A new review of studies examining various types of prenatal loss and the effects on subsequent parenting has concluded that abortion may be “particularly damaging to the parenting process.”
The article, published in Current Women’s Health Reviews, looked at already published studies on miscarriage, induced abortion and adoption. The author, Priscilla Coleman of Bowling Green State University, focused on psychological reactions to these various types of loss and discussed how they might affect a mother’s relationship with children born after the pregnancy loss.1
It is now known that women usually begin feeling maternal attachment in the early stages of pregnancy. The paper notes that despite the increased responsibilities and stress involved in raising children, “numerous studies have documented positive psychological characteristics associated with motherhood including increases in life satisfaction, self-esteem, empathy, restraint, flexibility and resourcefulness in coping, and assertiveness.” Losing a child before or at birth, for any reason, however, “can be a profound source of suffering.”

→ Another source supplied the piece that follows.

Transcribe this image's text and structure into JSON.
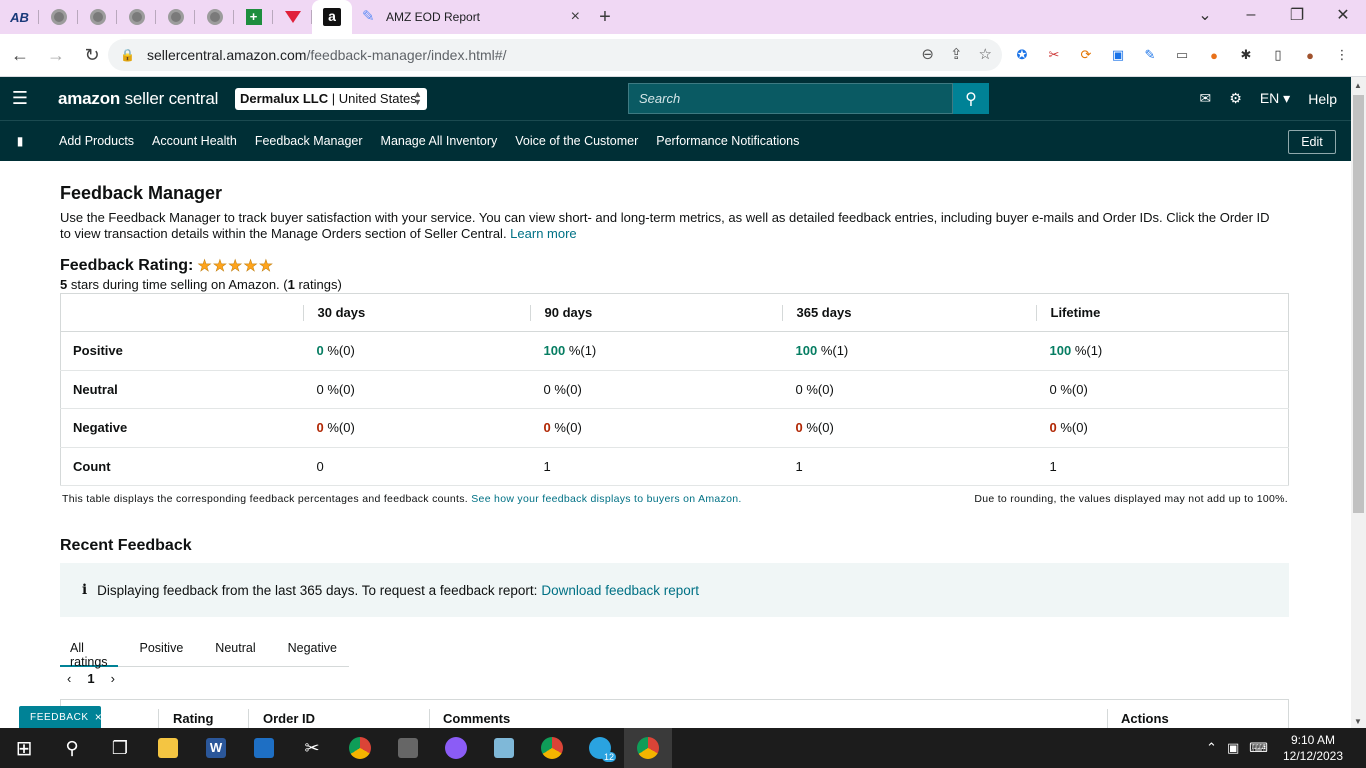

While all forms of pregnancy loss can cause emotional distress that can impact future parenting, the available research indicates that emotional responses after induced abortion are more likely to go unresolved and to persist for a longer time period.
While “society understands that women who miscarry or relinquish a child through adoption may experience sadness and grief; however, grief after socially sanctioned because abortion is not acknowledged by our culture as a human death experience,” and help to deal with the experience is usually not offered.
“In many cases, women may suppress thoughts and emotions related to an abortion, because they have not been able to process and or/openly express negative emotions,” Coleman wrote, adding that the lack of acknowledgement and support after abortion gives the “covert message that others would rather not hear what we have to say, and this makes it difficult to even identify our reactions to our losses.”
Finding help and support after abortion is further hampered by the belief that, unlike other forms of pregnancy loss, abortion is optional and therefore women experience less distress afterwards. However, having an abortion is “sometimes quite inconsistent with the woman’s true desires” (one survey found that 64 percent of American women who had abortions reported feeling pressured to abort), and many women, especially those who feel conflicted or didn’t want the abortion, do feel emotional distress afterwards.
“The best evidence regarding negative effects of abortion indicates that 20-30 percent will experience serious psychological problems,” Coleman wrote. “With 1.3 million U.S. abortions performed annually, a minimum of 130,000 new cases of abortion-related mental health problems appear each year.”
And while abortion advocates frequently argue that abortion is better than carrying an unplanned pregnancy to term, the evidence suggests otherwise.
Studies of women with unplanned pregnancies found that women who aborted had higher risks of depression, substance abuse and anxiety, and teens who aborted an unintended pregnancy were more likely to experience negative mental health outcomes than their peers who carried to term. Further, a recent New Zealand study led by a pro-choice researcher found no evidence that abortion provided any mental health benefits to women even in cases of unplanned pregnancy.
How Abortion Can Impact Parenting
The paper described a number of ways that a previous abortion can effect a woman’s relationship with her living children:
Increased depression and anxiety. Abortion has been linked to higher rates of maternal depression and anxiety before and after birth, which may effect the woman’s relationship with her children. In addition, depression is a common predictor for child abuse.
Sleep disorders and disturbances. Women who have had an abortion are more likely to experience sleep disorders compared to women who carry to term, and one survey found that many women attributed the sleep disorders to a past abortion. These sleep disturbances “could render the high energy demands of parenting more complicated.”
Substance abuse. Studies have found that women who had an abortion were more likely to engage in substance abuse, and also more likely to smoke or use drugs or alcohol while pregnant. Mothers who abuse drugs or alcohol are more likely to “engage in authoritarian and punitive parenting practices,” and parental substance abuse increases the risk that the children will suffer abuse or neglect.
Child abuse. Abortion has been associated with lower emotional support for one’s children and with a higher risk of child abuse and neglect.
Abortion has also been linked to higher rates of suicide and to a wide range of mental health disorders. Coleman was also the lead author of a study published in The Journal of Child Psychology and Psychiatry, which found that the children of women who had abortions have less supportive home environments and more behavioral problems than children of women without a history of abortion.2
While the review noted that not every woman may experience psychological problems after abortion that will carry over into their personal relationships, “some women will have carryover effects into the parenting realm.” The paper pointed to a need for better screening and awareness of possible psychological problems after miscarriage, adoption and abortion, and for more research to examine the effects of abortion.